Lisboa, 20 de Novembro de 2019


Nuno Manuel Pinto Oliveira (Relator)

Maria dos Prazeres Pizarro Beleza

Olindo dos Santos Geraldes

________

[1] Expressão do art. 150.º, n.º 1, do Código da Estada.

[2] Expressão do art. 4.º, n.º 1, do Decreto-Lei n.º 291/2007, de 21 de Agosto

[3] Cf. art. 4.º, n.º 1, do Decreto-Lei n.º 291/2007, de 21 de Agosto.

[4] Consultado em: WWW: < https://www.asf.com.pt/NR/exeres/AA3E75A1-AAB6-4FA6-8BD6-BA8E2C44F6F3.htm >.

[5] Cf. Academia das Ciências de Lisboa, Dicionário da língua portuguesa contemporânea, vol. II … G-Z, Verbo, Lisboa, 2001, págs. 2172.
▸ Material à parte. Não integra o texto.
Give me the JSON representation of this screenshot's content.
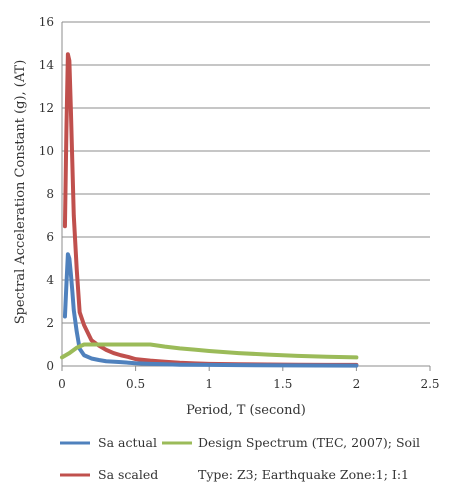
{
  "chart_data": {
    "type": "line",
    "title": "",
    "xlabel": "Period, T (second)",
    "ylabel": "Spectral Acceleration Constant (g), (AT)",
    "xlim": [
      0,
      2.5
    ],
    "ylim": [
      0,
      16
    ],
    "xticks": [
      0,
      0.5,
      1,
      1.5,
      2,
      2.5
    ],
    "xtick_labels": [
      "0",
      "0.5",
      "1",
      "1.5",
      "2",
      "2.5"
    ],
    "yticks": [
      0,
      2,
      4,
      6,
      8,
      10,
      12,
      14,
      16
    ],
    "ytick_labels": [
      "0",
      "2",
      "4",
      "6",
      "8",
      "10",
      "12",
      "14",
      "16"
    ],
    "grid": "horizontal",
    "legend_position": "bottom",
    "legend": {
      "sa_actual": "Sa actual",
      "sa_scaled": "Sa scaled",
      "design_line1": "Design Spectrum (TEC, 2007); Soil",
      "design_line2": "Type: Z3; Earthquake Zone:1; I:1"
    },
    "series": [
      {
        "name": "Sa scaled",
        "color": "#c0504d",
        "x": [
          0.02,
          0.03,
          0.04,
          0.05,
          0.06,
          0.07,
          0.08,
          0.1,
          0.12,
          0.15,
          0.2,
          0.25,
          0.3,
          0.35,
          0.4,
          0.45,
          0.5,
          0.6,
          0.7,
          0.8,
          0.9,
          1.0,
          1.2,
          1.4,
          1.6,
          1.8,
          2.0
        ],
        "y": [
          6.5,
          11.0,
          14.5,
          14.2,
          12.0,
          9.5,
          7.0,
          4.5,
          2.5,
          1.9,
          1.2,
          0.95,
          0.75,
          0.6,
          0.5,
          0.42,
          0.32,
          0.25,
          0.2,
          0.15,
          0.12,
          0.1,
          0.08,
          0.07,
          0.06,
          0.05,
          0.05
        ]
      },
      {
        "name": "Sa actual",
        "color": "#4f81bd",
        "x": [
          0.02,
          0.03,
          0.04,
          0.05,
          0.06,
          0.07,
          0.08,
          0.1,
          0.12,
          0.15,
          0.2,
          0.25,
          0.3,
          0.4,
          0.5,
          0.6,
          0.7,
          0.8,
          1.0,
          1.2,
          1.5,
          2.0
        ],
        "y": [
          2.3,
          3.8,
          5.2,
          5.0,
          4.3,
          3.5,
          2.6,
          1.6,
          0.8,
          0.5,
          0.35,
          0.28,
          0.22,
          0.18,
          0.13,
          0.1,
          0.08,
          0.06,
          0.05,
          0.04,
          0.03,
          0.02
        ]
      },
      {
        "name": "Design Spectrum (TEC, 2007); Soil Type: Z3; Earthquake Zone:1; I:1",
        "color": "#9bbb59",
        "x": [
          0.0,
          0.05,
          0.1,
          0.15,
          0.2,
          0.3,
          0.4,
          0.5,
          0.6,
          0.7,
          0.8,
          0.9,
          1.0,
          1.2,
          1.4,
          1.6,
          1.8,
          2.0
        ],
        "y": [
          0.4,
          0.6,
          0.85,
          1.0,
          1.0,
          1.0,
          1.0,
          1.0,
          1.0,
          0.9,
          0.82,
          0.76,
          0.7,
          0.6,
          0.53,
          0.47,
          0.43,
          0.4
        ]
      }
    ]
  }
}
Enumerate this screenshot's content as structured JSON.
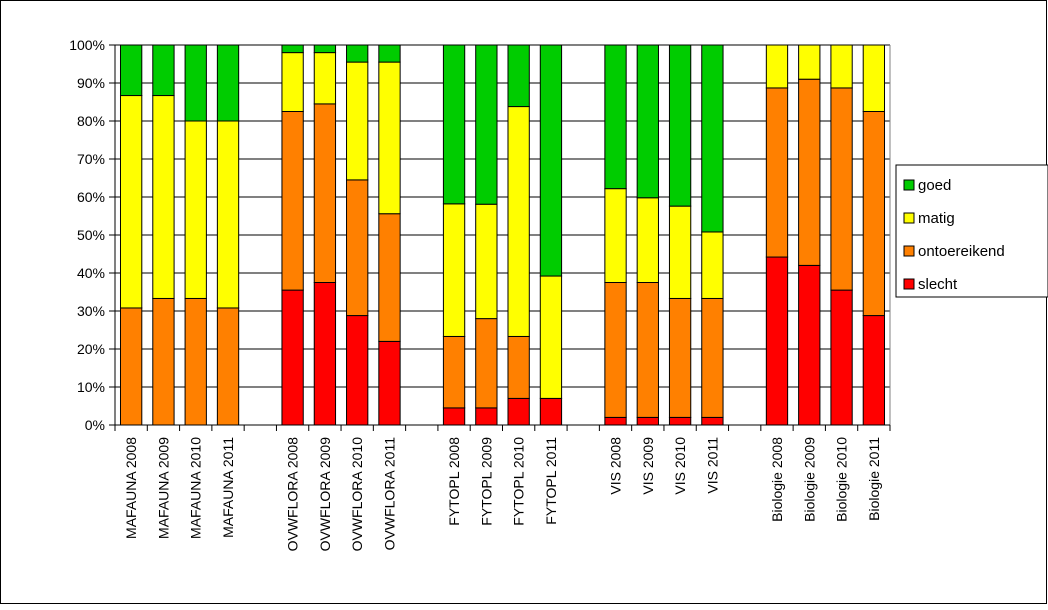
{
  "chart_data": {
    "type": "bar",
    "stacked": true,
    "percent": true,
    "categories": [
      "MAFAUNA 2008",
      "MAFAUNA 2009",
      "MAFAUNA 2010",
      "MAFAUNA 2011",
      "",
      "OVWFLORA 2008",
      "OVWFLORA 2009",
      "OVWFLORA 2010",
      "OVWFLORA 2011",
      "",
      "FYTOPL 2008",
      "FYTOPL 2009",
      "FYTOPL 2010",
      "FYTOPL 2011",
      "",
      "VIS 2008",
      "VIS 2009",
      "VIS 2010",
      "VIS 2011",
      "",
      "Biologie 2008",
      "Biologie 2009",
      "Biologie 2010",
      "Biologie 2011"
    ],
    "series": [
      {
        "name": "slecht",
        "color": "#FF0000",
        "values": [
          0,
          0,
          0,
          0,
          null,
          35.5,
          37.5,
          28.8,
          22.0,
          null,
          4.5,
          4.5,
          7.0,
          7.0,
          null,
          2.0,
          2.0,
          2.0,
          2.0,
          null,
          44.2,
          42.0,
          35.5,
          28.8
        ]
      },
      {
        "name": "ontoereikend",
        "color": "#FF8000",
        "values": [
          30.8,
          33.3,
          33.3,
          30.8,
          null,
          47.0,
          47.0,
          35.7,
          33.6,
          null,
          18.8,
          23.5,
          16.3,
          0,
          null,
          35.5,
          35.5,
          31.3,
          31.3,
          null,
          44.5,
          49.0,
          53.2,
          53.7
        ]
      },
      {
        "name": "matig",
        "color": "#FFFF00",
        "values": [
          55.9,
          53.4,
          46.7,
          49.2,
          null,
          15.5,
          13.5,
          31.0,
          39.9,
          null,
          34.9,
          30.1,
          60.5,
          32.2,
          null,
          24.7,
          22.3,
          24.3,
          17.5,
          null,
          11.3,
          9.0,
          11.3,
          17.5
        ]
      },
      {
        "name": "goed",
        "color": "#00CC00",
        "values": [
          13.3,
          13.3,
          20.0,
          20.0,
          null,
          2.0,
          2.0,
          4.5,
          4.5,
          null,
          41.8,
          41.9,
          16.2,
          60.8,
          null,
          37.8,
          40.2,
          42.4,
          49.2,
          null,
          0,
          0,
          0,
          0
        ]
      }
    ],
    "legend_order": [
      "goed",
      "matig",
      "ontoereikend",
      "slecht"
    ],
    "ylim": [
      0,
      100
    ],
    "yticks": [
      "0%",
      "10%",
      "20%",
      "30%",
      "40%",
      "50%",
      "60%",
      "70%",
      "80%",
      "90%",
      "100%"
    ],
    "grid": "horizontal",
    "legend_position": "right",
    "title": "",
    "xlabel": "",
    "ylabel": ""
  }
}
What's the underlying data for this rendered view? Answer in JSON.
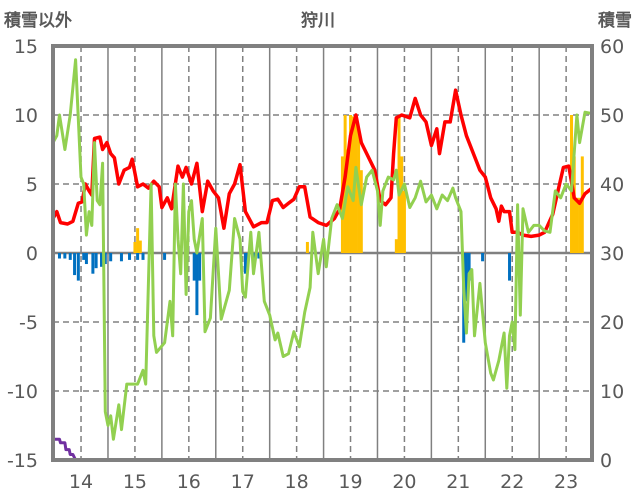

[6] Explicando-o nos seguintes termos: “na solução legal escolhida, se optou por excluir do seguro obrigatório todos os veículos sem motor, visto, desde logo, o seu menor potencial de danosidade material, pessoal e social. Tal exclusão, mostrando-se, por um lado, compreensível/adequada face a esse menor potencial de danosidade, não impede, por outro lado, a realização de seguros facultativos, que cubram/garantam a responsabilidade civil perante a condução de velocípedes sem motor, matéria que fica ao abrigo do princípio da liberdade contratual (art.º 405.º do CCiv.)”.